♧ BÖLÜM ●17● ♧

274K 8.9K 5.6K
                                    

Hellö 💦

İşte şimdi başlıyorduk.

"Oha!"

Sınıfta bağıran bir kız ile birlikte dikkatim onlara çevrilirken birkaç kişi telefonlarına bakıyordu ve etrafındaki meraklı insanlarsa telefona bakmaya çalışıyordu. Gözler hemen sonra bana kaydığındaysa yutkundum.

Görevimi görebiliyorlardı.

Hay anasını ben böyle işin...

Geri telefona döndüğümde kabul etmek için geri sayan sayacı gördüm.

3

2

1...

KABUL ET!

Parmağım anında soldaki tuşa tıkladığında rahat bir nefes bırakmam uzun sürmedi.

Oyunu reddedemezdim. Bu oyunun kurallarına aykırıydı. Atılmak istediğim en son şey bu oyundu ve ben bunu istemiyordum.

Herkes şaşkındı. Hem de herkes. Sınıfa giren telaşlı Berkan da buna dahildi.

"Nasıl kabul edersin?"

O kadar sinirliydi ki istemsiz yerimde gerilirken yerimde kımıldanıp dikleşmeden edemedim.

"Bunu yapmayacaksın."

Sinirle bana doğru eğilirken etraftakilerin şaşkın ve meraklı bakışlarının üzerimizde olduğunu görebiliyordum. Umurumda değildi. Ben o bakışlara alışmıştım. Alışamayan ise Berkan'dı.

"V.İ.P benden bunu yapmamı istiyor Berkan. Yapmak zorundayım." derken sıranın diğer tarafından dolanıp kalktım. Oysa birden önümde dikilmişti. İri bedeni karşısında çelimsiz bedenim oldukça güçsüz duruyordu.

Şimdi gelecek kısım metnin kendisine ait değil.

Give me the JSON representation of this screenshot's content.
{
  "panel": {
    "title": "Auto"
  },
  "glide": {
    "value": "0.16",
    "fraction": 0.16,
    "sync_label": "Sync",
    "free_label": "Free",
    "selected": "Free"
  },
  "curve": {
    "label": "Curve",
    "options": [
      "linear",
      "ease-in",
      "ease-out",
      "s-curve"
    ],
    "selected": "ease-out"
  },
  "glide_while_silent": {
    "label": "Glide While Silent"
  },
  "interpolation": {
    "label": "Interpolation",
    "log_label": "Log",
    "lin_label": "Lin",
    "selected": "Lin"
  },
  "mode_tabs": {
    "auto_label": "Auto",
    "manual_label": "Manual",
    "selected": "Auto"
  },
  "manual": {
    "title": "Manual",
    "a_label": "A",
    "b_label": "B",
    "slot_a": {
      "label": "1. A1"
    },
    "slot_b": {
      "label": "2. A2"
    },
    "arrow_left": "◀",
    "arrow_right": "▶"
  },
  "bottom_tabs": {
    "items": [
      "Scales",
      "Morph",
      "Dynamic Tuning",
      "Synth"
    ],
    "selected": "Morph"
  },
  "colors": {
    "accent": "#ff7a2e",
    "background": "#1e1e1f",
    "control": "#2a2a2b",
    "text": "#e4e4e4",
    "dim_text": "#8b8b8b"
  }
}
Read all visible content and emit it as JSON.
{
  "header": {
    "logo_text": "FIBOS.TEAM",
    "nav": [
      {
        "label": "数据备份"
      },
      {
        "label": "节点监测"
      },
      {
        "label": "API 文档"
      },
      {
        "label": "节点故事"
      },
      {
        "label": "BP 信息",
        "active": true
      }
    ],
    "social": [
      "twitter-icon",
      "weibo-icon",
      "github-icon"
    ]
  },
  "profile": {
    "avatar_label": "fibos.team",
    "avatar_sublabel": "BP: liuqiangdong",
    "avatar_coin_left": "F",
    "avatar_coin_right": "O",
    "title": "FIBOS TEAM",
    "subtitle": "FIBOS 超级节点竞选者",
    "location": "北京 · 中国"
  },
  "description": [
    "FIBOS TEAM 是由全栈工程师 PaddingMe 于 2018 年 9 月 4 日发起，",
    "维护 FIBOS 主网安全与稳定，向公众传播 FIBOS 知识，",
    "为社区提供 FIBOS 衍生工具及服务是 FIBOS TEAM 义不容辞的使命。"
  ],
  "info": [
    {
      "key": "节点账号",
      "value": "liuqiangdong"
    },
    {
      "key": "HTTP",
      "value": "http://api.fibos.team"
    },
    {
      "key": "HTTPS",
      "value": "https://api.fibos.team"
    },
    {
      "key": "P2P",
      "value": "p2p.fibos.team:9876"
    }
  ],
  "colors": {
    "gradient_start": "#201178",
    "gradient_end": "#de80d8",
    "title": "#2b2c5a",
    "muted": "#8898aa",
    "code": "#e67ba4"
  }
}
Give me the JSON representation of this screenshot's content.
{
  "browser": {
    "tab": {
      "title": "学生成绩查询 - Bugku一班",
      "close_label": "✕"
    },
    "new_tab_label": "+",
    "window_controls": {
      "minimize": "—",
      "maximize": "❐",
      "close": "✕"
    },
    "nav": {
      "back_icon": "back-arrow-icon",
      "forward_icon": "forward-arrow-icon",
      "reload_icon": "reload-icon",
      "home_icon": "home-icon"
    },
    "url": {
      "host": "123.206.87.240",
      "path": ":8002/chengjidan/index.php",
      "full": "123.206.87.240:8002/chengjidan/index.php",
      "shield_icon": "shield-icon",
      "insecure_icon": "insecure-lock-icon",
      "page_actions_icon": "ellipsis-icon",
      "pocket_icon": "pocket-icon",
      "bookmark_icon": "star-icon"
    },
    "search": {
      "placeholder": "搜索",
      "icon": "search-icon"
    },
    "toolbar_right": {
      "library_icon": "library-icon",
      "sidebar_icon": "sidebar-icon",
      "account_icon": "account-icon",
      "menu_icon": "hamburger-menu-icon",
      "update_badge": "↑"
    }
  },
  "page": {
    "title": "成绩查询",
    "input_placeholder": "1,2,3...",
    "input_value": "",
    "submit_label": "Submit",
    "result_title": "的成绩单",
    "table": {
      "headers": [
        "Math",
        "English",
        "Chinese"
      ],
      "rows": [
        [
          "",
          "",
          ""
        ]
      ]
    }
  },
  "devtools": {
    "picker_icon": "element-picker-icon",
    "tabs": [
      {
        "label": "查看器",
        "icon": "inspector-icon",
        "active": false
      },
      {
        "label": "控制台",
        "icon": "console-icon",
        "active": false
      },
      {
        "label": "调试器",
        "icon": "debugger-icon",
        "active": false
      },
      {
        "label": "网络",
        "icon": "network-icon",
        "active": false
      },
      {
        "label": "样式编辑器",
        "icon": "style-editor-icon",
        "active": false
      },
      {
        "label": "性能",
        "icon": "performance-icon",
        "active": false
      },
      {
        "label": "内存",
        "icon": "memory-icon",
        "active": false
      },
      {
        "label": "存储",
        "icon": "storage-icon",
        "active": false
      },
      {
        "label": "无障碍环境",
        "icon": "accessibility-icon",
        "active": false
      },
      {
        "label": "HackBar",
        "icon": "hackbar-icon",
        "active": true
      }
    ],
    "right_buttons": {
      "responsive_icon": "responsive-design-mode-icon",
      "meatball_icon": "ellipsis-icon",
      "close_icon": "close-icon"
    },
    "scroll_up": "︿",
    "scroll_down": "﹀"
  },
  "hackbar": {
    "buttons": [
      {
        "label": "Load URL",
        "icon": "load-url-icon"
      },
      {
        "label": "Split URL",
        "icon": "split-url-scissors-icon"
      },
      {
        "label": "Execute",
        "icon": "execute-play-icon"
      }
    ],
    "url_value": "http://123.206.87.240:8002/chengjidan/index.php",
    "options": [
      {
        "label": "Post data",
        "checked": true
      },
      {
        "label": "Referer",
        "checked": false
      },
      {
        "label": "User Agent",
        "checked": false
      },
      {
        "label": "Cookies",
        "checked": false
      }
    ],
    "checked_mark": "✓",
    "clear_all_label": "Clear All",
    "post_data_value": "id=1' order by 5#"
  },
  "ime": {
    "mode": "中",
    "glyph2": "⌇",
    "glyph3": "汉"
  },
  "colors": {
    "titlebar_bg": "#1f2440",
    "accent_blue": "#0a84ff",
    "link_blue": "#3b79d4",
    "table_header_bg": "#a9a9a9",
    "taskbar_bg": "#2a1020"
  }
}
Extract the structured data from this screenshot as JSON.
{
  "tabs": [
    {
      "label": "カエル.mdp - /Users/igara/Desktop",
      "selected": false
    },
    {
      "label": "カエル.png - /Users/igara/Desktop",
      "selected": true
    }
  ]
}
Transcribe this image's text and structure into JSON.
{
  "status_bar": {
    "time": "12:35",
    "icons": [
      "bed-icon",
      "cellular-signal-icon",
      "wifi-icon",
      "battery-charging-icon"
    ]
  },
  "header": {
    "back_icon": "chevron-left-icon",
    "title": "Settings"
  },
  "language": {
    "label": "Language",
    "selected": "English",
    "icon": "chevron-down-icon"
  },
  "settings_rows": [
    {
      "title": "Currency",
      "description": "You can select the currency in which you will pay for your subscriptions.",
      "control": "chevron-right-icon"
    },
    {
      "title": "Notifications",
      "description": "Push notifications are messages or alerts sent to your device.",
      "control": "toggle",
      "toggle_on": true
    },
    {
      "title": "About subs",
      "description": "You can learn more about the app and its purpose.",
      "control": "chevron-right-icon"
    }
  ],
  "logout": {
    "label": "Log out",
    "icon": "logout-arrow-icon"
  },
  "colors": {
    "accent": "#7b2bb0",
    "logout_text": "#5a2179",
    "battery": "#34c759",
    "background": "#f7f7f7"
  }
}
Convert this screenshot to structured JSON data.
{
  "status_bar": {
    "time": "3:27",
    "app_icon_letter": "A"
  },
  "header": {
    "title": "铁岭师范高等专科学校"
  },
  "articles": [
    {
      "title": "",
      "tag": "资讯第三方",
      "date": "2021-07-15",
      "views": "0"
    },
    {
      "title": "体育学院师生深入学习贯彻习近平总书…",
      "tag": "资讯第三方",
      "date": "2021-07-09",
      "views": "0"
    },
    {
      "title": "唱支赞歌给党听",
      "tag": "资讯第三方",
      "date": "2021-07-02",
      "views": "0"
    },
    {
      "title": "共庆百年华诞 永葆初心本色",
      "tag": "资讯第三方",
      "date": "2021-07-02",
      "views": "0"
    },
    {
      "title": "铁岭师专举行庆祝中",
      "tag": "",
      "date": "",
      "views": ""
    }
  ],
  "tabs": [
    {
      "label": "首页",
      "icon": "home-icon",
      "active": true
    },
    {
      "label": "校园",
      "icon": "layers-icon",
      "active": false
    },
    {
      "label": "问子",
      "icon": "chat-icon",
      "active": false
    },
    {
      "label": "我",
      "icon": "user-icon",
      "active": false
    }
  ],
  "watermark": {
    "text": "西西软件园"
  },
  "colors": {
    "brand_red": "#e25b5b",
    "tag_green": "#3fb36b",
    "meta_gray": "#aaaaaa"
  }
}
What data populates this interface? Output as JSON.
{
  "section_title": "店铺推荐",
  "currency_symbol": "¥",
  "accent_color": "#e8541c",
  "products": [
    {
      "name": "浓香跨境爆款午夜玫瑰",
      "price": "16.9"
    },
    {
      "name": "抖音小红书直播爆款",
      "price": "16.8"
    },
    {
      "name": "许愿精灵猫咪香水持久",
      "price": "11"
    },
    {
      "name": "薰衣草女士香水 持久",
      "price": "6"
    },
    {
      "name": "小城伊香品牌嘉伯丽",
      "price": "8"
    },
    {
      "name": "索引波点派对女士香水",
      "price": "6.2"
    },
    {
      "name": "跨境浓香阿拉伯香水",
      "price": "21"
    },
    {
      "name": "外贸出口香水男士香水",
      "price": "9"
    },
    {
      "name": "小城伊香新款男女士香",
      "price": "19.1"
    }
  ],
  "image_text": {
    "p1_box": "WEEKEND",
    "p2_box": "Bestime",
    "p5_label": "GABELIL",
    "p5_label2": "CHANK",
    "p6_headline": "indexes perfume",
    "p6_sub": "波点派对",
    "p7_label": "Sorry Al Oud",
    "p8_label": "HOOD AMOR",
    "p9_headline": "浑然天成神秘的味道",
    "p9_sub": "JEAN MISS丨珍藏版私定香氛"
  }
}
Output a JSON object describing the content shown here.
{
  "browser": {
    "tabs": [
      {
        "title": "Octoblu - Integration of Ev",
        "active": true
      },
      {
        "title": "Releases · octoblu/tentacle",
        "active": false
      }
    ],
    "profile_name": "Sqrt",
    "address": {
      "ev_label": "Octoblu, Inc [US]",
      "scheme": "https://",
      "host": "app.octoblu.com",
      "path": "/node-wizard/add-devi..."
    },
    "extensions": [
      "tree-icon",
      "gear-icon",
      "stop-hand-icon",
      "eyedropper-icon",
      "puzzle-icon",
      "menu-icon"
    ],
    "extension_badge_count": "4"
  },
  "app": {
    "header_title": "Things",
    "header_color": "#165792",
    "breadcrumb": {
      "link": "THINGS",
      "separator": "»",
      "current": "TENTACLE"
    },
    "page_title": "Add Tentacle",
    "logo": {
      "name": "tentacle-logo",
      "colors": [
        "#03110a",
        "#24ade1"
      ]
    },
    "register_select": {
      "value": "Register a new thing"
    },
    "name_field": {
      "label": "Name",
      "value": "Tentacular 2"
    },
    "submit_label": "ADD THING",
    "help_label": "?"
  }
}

Ama bu zıtlığın üzerine her şeyin benim elimde olması...

Derin bir nefes alıp verdim.

"Çekil önümden."

Elimdeki telefona baktığımda 3 dakikam kalmıştı. Berkan da bunu görmüştü ama pek umursadığım söylenemezdi. Bunu yapmazsam oyundan atılırdım. Ve... Bu Berkan'ın işine gelirdi.

Dikleştim. Güçleşen bedenim ile ona ters ters bakarken "Çekil önümden." Sözleri dudaklarımdan döküldü.

Oysa sinirli gözlerle bana bakmakla yetinmiyordu. Söz konusu bursuydu ve her şey benim sözlerimden ibaret değil miydi?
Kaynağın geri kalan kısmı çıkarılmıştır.